People had not long to wait for the evil news. Lord Calderwood had been seized with a paralytic stroke—his third attack—at ten o'clock the previous night, and had expired at half-past eight that morning. There could be no wedding that day—nor for many days and weeks to come.
"O, Geraldine, my poor Geraldine, let me go to her!" cried Lady Laura, disengaging herself from her husband's arms and rushing upstairs. Mr. Armstrong hurried after her.
"Laura, my sweet girl, don't agitate yourself; consider yourself," he cried, and followed, with Lady Louisa sobbing and wailing behind him. Geraldine had not left her room yet. The ill news was to find her on the threshold, calm and lovely in the splendour of her bridal dress.
* * * * *
CHAPTER XVII.
"'TIS DEEPEST WINTER IN LORD TIMOR'S PURSE."
Before nightfall—before the evening which was to have been enlivened by a dinner-party and a carpet-dance, and while bride and bridegroom should have been speeding southwards to that noble Kentish mansion which his uncle had lent George Fairfax—before the rooks flew homeward across the woods beyond Hale—there had been a general flight from the Castle.
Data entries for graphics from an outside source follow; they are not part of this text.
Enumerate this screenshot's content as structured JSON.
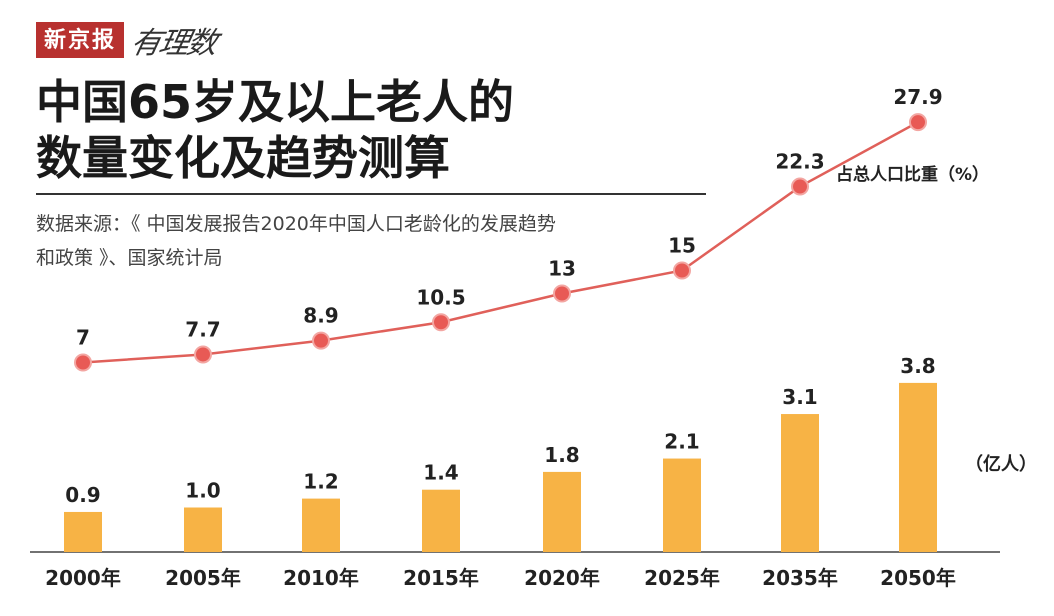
{
  "brand": {
    "name": "新京报",
    "sub": "有理数"
  },
  "title": [
    "中国65岁及以上老人的",
    "数量变化及趋势测算"
  ],
  "source": [
    "数据来源：《 中国发展报告2020年中国人口老龄化的发展趋势",
    "和政策 》、国家统计局"
  ],
  "units": {
    "line": "占总人口比重（%）",
    "bar": "（亿人）"
  },
  "colors": {
    "bar": "#f7b345",
    "line": "#e0605a",
    "point": "#e85a55",
    "brand": "#b8312f"
  },
  "chart_data": {
    "type": "bar+line",
    "categories": [
      "2000年",
      "2005年",
      "2010年",
      "2015年",
      "2020年",
      "2025年",
      "2035年",
      "2050年"
    ],
    "series": [
      {
        "name": "（亿人）",
        "type": "bar",
        "values": [
          0.9,
          1.0,
          1.2,
          1.4,
          1.8,
          2.1,
          3.1,
          3.8
        ]
      },
      {
        "name": "占总人口比重（%）",
        "type": "line",
        "values": [
          7,
          7.7,
          8.9,
          10.5,
          13,
          15,
          22.3,
          27.9
        ]
      }
    ],
    "value_labels_bar": [
      "0.9",
      "1.0",
      "1.2",
      "1.4",
      "1.8",
      "2.1",
      "3.1",
      "3.8"
    ],
    "value_labels_line": [
      "7",
      "7.7",
      "8.9",
      "10.5",
      "13",
      "15",
      "22.3",
      "27.9"
    ]
  }
}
People were anxious to leave the mourners alone with their grief, and even the most intimate felt more or less in the way, though Mr. Armstrong entreated that there might be no hurry, no inconvenience for any one.
"Poor Laura won't be fit to be seen for a day or two," he said, "and of course I shall have to go up to town for the funeral; but that need make no difference. Hale is large enough for every one, and it will be a comfort to her by-and-by to find her friends round her."
Through all that dreary day Lady Laura wandered about her morning-room, alternately sobbing and talking of her father to those chosen friends with whom she held little interviews.
Her sisters Louisa and Emily were with her for the greater part of the time, echoing her lamentations like a feeble chorus. Geraldine kept her room, and would see no one—not even him who was to have been her bridegroom, and who might have supposed that he had the chiefest right to console her in this sudden affliction.